Watanabe H, Nabi I R, Raz A
Cancer Metastasis Program, Michigan Cancer Foundation, Detroit, Michigan 48201.
Cancer Res. 1991 May 15;51(10):2699-705.
The in vitro motility of B16-F1 melanoma cells is enhanced by incubation with a monoclonal antibody against gp78, previously characterized as a motility factor receptor. This antibody was used to study the relationship between motility stimulation in vitro and metastatic ability in vivo in the B16-F1 and K-1735 murine melanoma systems.
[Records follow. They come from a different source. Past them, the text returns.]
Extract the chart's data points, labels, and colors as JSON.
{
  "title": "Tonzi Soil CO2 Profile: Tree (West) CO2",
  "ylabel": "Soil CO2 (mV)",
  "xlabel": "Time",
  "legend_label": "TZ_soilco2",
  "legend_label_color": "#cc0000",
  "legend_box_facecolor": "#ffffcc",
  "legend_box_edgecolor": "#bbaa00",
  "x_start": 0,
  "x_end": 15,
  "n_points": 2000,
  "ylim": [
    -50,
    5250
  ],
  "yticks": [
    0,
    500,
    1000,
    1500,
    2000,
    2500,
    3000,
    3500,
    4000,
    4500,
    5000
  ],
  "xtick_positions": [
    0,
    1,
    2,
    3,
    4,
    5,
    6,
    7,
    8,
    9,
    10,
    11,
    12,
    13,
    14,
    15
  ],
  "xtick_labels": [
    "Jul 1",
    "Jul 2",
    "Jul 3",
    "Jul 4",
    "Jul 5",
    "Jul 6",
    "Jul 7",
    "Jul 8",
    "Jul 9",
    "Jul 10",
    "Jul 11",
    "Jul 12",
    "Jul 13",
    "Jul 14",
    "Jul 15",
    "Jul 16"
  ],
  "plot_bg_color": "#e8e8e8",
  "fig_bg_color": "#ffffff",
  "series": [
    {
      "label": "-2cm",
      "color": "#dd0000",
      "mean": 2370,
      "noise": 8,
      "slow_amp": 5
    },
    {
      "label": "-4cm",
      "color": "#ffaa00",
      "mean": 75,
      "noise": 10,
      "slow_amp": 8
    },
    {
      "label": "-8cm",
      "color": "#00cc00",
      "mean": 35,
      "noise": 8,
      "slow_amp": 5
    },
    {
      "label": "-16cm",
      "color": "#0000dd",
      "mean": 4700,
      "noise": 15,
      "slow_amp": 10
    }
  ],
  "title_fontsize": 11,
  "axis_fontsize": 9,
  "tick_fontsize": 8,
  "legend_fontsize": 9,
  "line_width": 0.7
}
While both high- and low-metastatic variants exhibited enhanced in vitro motility in response to the anti-gp78 monoclonal antibody, only the high-metastatic cells exhibited an increased metastatic ability. Surface immunofluorescence of low-metastatic cells was distributed more diffusely compared to a highly localized patching of gp78 on high-metastatic cells, suggesting that the directed endocytosis of gp78 to form a single leading edge is related to the metastatic ability of a cell, while fluorescence-activated cell sorter analysis revealed decreased gp78 surface expression in high-metastatic clones. Priming of cells by preventing internalization of gp78-antibody complexes by pertussis toxin resulted in a marked enhancement of pulmonary metastases by the treated cells which was directly correlated with decreased surface expression of gp78 following washout of pertussis toxin. These results suggest that cell motility induced by motility factor receptor occupancy may play a role in the process of metastasis and that the ligand-receptor complex internalization from the cell surface is involved in control of cell kinesis during metastasis.